I'd be more willing to forgive the assertion if the same people blaming the media were also writing pieces blaming Joe Paterno, and criticizing Paterno, and writing articles about what a human rights travesty he enabled by not doing enough to keep a child molester off campus. But that isn't the case. Blaming the media has become a convenient copout, a wonderful little ploy to immediately engender sympathy. The hypocrisy isn't even realized. The same people attacking ESPN for being one-sighted don't even realize that they are being one-sighted, that they aren't even donating a second of time criticizing Paterno for something he himself has apologized for. It's pure semantics.

And don't give me this crap about "waiting until all the facts are out." How can there be enough facts that no one is wrong in making a judgment about Sandusky, but somehow, the same rules doesn't apply to Paterno? What information could anyone be holding onto that's going to exonerate Paterno? The bottom line is that after the 2002 incident, when Paterno was informed of Sandusky violating a child, he did nothing to get Sandusky off campus. He did nothing to put him in jail. He did the absolute bare minimum, and it was his lack of initiative that may have allowed future instances of children getting raped. That is a fact. So before I listen to even another complaint that the media is in the wrong, I want to hear the defense of Paterno. I want to hear an argument why it's wrong for the media to focus on him and why he doesn't deserve any criticism. Until I actually hear this expressed, I don't want to hear excuses for him. Right now, he simply doesn't deserve them.

And as for the "it will do nothing for the victims" card, that's even more insulting. That argument is so infuriating that I'm ashamed it's coming from the mouths of Penn State students. I'm ashamed that otherwise bright students can be so dumb. No, axing Paterno won't give those children their innocence back. But neither does axing Sandusky. Neither does axing Spanier. By this logic, nothing should punishable. We might as well not even have prisons if this is something people actually believe, that someone like Paterno shouldn't be held responsible for his actions simply because there isn't a time machine to undo it all. It isn't about fixing a problem; nothing can be done to Sandusky or anyone that will get those victims their childhood back. It's about doing what's right. It's about not letting Paterno slide after sitting on the Sandusky information for at least nine years and doing nothing about it, for not putting a stop to that sham of a charity organization. It's about having ethics and morals and dignity, not having blind allegiance in someone because of how good they used to be.

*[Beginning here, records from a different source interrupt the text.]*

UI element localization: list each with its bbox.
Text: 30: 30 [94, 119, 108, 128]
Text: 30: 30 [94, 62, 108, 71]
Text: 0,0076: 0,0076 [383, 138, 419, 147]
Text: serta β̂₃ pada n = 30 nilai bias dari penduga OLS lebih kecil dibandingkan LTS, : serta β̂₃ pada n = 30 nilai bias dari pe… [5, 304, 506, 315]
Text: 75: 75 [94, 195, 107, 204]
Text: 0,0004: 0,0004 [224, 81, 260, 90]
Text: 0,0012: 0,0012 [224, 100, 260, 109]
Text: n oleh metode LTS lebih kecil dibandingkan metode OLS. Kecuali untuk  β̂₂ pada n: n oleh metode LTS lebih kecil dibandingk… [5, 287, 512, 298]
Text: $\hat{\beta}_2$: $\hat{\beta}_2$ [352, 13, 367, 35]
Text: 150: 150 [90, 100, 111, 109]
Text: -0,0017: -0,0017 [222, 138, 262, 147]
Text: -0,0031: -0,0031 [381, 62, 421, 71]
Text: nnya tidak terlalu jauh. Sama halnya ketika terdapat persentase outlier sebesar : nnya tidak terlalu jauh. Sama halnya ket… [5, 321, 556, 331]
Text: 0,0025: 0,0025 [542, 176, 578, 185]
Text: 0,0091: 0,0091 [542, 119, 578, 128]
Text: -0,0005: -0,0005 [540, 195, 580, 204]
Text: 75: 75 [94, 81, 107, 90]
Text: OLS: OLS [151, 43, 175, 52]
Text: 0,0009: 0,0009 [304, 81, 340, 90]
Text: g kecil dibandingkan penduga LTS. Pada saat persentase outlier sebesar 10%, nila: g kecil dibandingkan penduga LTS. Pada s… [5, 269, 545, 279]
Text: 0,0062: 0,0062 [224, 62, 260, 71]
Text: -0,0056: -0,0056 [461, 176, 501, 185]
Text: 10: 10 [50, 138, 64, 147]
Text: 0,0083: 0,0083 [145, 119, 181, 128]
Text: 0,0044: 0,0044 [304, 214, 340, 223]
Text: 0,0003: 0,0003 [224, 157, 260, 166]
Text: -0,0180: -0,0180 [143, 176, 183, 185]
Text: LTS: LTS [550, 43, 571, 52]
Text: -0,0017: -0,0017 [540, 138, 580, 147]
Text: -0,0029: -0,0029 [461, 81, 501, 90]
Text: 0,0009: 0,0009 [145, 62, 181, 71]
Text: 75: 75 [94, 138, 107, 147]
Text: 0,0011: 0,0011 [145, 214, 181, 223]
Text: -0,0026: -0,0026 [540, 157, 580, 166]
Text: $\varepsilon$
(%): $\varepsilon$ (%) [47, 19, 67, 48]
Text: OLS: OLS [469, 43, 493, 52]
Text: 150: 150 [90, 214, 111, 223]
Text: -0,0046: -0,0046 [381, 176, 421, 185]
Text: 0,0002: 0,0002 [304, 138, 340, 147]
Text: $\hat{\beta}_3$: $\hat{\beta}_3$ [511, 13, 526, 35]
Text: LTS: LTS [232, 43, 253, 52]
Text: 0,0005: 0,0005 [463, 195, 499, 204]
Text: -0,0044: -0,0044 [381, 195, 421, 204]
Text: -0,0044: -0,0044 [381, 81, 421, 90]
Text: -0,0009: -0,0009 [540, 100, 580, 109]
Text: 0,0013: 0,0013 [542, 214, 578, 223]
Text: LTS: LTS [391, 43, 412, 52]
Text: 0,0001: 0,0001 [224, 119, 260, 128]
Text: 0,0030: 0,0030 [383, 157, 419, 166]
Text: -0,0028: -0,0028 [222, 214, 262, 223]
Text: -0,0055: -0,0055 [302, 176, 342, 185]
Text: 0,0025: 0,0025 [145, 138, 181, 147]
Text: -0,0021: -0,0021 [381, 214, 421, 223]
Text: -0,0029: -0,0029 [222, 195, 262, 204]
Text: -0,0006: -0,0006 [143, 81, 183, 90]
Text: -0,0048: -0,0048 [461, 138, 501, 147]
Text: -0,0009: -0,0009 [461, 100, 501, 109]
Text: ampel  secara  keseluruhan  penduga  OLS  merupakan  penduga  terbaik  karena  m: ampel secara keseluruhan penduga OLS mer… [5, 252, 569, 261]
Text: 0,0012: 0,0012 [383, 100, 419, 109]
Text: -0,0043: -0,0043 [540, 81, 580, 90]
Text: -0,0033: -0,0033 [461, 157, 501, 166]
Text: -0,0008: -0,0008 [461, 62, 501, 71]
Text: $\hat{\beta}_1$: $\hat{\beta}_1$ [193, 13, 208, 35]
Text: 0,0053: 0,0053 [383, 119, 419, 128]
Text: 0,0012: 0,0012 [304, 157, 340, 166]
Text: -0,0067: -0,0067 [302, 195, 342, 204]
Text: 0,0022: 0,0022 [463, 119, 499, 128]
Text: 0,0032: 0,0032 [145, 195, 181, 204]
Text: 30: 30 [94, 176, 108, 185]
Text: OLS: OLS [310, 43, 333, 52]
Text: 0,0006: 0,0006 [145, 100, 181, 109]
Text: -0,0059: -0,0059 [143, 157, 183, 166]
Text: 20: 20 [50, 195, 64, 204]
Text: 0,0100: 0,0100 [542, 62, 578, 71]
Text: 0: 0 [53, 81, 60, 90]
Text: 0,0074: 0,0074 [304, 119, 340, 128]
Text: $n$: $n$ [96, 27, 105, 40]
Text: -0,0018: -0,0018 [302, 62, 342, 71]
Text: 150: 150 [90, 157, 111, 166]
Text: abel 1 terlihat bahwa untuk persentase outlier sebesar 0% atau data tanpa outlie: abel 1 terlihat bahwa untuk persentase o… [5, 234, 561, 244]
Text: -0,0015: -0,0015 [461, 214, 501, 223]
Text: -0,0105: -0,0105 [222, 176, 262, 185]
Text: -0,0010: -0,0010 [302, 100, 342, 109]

Like it or not, the media has every right to tarnish Joe Paterno's legacy. There are two types of people in this world: people who call the police when someone tells them a child has been molested, and people who do nothing about it. Joe Paterno was the second. He had enough ammunition to put Jerry Sandusky away for life, and for at least nine years he did nothing. He sat on that information. For at least nine years, he allowed Sandusky to walk free, even with the knowledge, even at it's very vaguest -- according to the grand jury testimony -- that Sandusky had been seen "fondling or doing something of a sexual nature to a young boy."

It's simply indefensible.

Besides, PSU loyalists need to realize that even if the media really is wrongly ignoring Sandusky to focus on Paterno, PSU loyalists are wrongly ignoring Paterno to focus on the media. Either way, the blame game is being played, and it isn't being played fairly.